Data consultancy SANDY Energized Analytics believes in the importance of available data and how to utilize it for profitability. In this interview series, our three co-founders Claudius Hundt, Sebastian Scholz and Peter Karcher share with us how they discover the hidden treasure that lies within data. Data science was in large part developed along with the movement towards digitalization. Many innovations and optimization of existing processes are based on the use of data. In order to better understand, it is helpful to take a closer look at the possible applications of „big data” and how data scientists operate, which will be explained by Peter Karcher, Co-Founder und Head of Data Science at SANDY.

 

How long have you been with the SANDY Team?

I have been here from the start, even before SANDY was founded.

 

What possibilities do businesses have to create added value through data?

Generally speaking, data has great characteristics: it’s objective, fast and plentiful, permanently retrievable and cheap. As such, data can be used, for example, to make the best possible decisions, improve operating processes, or to introduce a variety of new features.

 

What are interesting possible applications of data predictions?

Predictions that are integrated into entirely automated processes are impressive. These have to be robustly built and intelligently designed so that they can be self-learning. Then data can unfold and prediction models can evolve to their full capability.

 

How does your company use data analytics?

We, the team behind SANDY, develop predictions and intelligent algorithms. Data analytics is an important step in that process. We use data analytics to understand individual problems in detail, so that we can build adequate predictions and models, which consider all insights and coherences and depict them.

 

What will be a daily application of data analytics and advanced prediction in your opinion?

Basically, everybody already knows applications of data analytics: self-driving cars or individualized advertisement online. In the future, applications that we as customers will hardly recognize will be found in more areas of our lives. For example, a smart shelf or warehouse that will know when it is empty (Internet of things/IoT) and orders automatically according to demand. Many things will not be noticed to the average consumer, but that does not mean it is “malicious data espionage;” rather, it will help optimize adjusting processes and make them simpler and better.

 

What distinguishes a good data scientist?

A data scientist needs three qualities, which are equally important: subject-matter knowledge, communication, and network.

Expert knowledge is the tool of the trade, which is acquired at university or through projects. Here the profile changed substantially over the last three years. The rising demand of data scientists is leading to a sharpened job profile.

Communication is important. The ability to be able to speak to a “problem owner” about his business, to really listen and understand their problem, to find a common language, and in the end translate the problem into a mathematical question is a recurring challenge. Likewise, results and insights have to be returned in a way, so the customer can make something of them and everybody can gain further insights.

Lastly, networking is always important. Maybe someone cannot solve a problem but knows a colleague that has solved a similar problem or knows of someone who has already solved it. One has to be ready to share personal knowledge and will in turn be given new insights.

The three qualities above are not entirely my own, but were introduced to me by my doctoral adviser. Back then I thought, “yeah, right!”, but really thought that expert knowledge was everything. But today, I have to say, he was right. Expert knowledge alone is not sufficient.

 

How does data analytics get better with Big Data?
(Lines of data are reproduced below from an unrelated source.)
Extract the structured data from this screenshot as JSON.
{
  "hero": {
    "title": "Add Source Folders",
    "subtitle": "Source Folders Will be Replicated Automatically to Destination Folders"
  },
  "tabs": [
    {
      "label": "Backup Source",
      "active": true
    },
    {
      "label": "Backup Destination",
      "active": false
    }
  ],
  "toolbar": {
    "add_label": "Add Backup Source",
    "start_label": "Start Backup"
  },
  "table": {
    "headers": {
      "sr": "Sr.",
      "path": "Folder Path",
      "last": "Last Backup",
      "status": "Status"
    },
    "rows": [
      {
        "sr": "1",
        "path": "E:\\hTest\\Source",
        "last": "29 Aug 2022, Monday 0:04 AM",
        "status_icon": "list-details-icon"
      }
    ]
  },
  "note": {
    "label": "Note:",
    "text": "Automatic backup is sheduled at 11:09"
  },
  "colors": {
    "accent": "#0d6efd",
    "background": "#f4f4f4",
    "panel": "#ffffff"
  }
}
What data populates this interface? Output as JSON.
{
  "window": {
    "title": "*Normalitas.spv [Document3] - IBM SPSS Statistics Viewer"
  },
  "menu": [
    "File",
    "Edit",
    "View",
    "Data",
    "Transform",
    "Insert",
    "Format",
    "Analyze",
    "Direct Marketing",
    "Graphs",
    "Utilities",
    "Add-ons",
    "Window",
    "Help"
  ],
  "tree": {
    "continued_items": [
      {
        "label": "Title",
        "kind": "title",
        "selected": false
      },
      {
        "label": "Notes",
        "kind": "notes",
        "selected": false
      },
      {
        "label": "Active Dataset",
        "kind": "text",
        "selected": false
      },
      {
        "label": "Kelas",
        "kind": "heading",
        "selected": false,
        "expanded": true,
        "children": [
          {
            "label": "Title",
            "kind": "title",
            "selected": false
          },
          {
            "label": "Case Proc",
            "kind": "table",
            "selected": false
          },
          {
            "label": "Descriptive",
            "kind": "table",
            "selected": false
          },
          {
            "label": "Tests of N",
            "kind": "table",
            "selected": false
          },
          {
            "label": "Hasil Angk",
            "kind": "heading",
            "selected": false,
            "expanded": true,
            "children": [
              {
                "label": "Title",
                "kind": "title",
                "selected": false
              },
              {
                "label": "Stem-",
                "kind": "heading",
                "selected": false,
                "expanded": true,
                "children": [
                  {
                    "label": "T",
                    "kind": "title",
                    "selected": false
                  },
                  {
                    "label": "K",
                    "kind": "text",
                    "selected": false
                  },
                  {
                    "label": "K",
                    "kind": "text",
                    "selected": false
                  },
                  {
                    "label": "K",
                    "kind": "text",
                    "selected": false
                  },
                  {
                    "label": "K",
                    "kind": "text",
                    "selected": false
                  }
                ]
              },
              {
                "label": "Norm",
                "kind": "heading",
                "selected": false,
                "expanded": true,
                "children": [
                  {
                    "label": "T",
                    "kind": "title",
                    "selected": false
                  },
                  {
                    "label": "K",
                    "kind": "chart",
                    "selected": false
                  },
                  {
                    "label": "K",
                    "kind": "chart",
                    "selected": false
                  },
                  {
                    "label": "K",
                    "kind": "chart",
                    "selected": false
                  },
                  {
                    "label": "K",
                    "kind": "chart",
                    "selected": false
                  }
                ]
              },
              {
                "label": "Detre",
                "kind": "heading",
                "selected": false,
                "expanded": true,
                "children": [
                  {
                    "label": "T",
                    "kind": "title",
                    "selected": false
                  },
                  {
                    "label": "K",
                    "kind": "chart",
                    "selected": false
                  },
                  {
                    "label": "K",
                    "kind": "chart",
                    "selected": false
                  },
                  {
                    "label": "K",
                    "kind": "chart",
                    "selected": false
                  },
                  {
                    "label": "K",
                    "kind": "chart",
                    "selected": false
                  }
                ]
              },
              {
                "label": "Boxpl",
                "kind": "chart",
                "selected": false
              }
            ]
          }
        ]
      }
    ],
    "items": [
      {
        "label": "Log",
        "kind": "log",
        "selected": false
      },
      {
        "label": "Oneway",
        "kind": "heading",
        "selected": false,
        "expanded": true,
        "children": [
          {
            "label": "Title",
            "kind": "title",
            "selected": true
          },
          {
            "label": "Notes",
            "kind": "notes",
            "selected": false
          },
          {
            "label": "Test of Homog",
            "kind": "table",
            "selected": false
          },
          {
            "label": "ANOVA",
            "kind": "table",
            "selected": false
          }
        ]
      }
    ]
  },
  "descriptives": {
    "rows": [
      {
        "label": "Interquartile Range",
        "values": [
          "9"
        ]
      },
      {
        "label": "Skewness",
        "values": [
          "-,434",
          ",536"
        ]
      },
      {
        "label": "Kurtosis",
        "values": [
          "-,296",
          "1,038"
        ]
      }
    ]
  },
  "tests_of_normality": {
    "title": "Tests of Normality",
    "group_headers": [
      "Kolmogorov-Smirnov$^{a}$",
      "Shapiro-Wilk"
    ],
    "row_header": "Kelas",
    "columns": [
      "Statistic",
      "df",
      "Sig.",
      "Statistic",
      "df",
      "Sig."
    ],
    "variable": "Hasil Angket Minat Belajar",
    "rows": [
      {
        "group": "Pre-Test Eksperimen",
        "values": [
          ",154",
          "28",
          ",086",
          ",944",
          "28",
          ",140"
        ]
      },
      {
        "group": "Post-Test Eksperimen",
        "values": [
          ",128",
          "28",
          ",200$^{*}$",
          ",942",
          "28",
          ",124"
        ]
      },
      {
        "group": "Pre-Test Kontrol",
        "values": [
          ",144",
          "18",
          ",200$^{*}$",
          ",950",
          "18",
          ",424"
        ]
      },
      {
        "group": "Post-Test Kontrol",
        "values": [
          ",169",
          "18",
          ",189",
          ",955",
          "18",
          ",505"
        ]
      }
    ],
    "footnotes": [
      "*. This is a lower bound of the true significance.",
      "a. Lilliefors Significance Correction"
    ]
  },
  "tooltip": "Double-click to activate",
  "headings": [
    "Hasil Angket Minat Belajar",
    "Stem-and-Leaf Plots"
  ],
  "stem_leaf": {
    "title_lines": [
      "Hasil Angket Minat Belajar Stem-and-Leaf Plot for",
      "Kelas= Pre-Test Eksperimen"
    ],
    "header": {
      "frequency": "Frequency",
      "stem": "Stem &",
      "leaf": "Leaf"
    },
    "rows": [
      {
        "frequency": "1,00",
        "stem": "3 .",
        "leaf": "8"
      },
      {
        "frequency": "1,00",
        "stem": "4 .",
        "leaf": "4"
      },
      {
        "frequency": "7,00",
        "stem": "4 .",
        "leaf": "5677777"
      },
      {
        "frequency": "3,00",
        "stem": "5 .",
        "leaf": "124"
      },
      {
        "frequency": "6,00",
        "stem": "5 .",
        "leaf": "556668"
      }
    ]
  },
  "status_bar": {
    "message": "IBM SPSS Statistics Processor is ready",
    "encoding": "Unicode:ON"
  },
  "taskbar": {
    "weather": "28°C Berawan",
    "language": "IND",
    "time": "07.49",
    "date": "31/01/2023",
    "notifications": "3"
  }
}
For me the debate between Big Data and Small Data is the wrong focus. I don’t need Big Data to build good prediction models. Intuition – recognizing problems and understanding them – as well as a knowledgeable counterpart to help solve problems with data is key. When you cooperate well with customers, data analytics becomes really good. If you don’t, you will just receive average results.

 

What are some undiscovered possibilities of big data?

Currently everybody speaks about big data. But in my opinion, they speak too much about the “could” or “should” aspects. Too often we discover an underlying expectation of our clients: they see that Google has a lot of data and a well-functioning business model and associate the two. They conclude that if we simply collect a lot of data, we will have a well-functioning business model as well. And we “should” and “could” do the same. But in fact it is way more complex.

Often this “could” and “should” mentality even occurs in specific use case ideas. To start building something new from existing data is good and correct, but it is even better to start with an existing problem or a desired feature and ask yourself in a second step if data can help solving these problems. This is the rarer working model when we talk about Big Data. This might not create the one undiscovered possibility, but it is an important thought process with the vital potential for data-driven additional value.

 

How to recognize your work desk?

I envy people that have a clean and meticulous desk. I commit to do the same.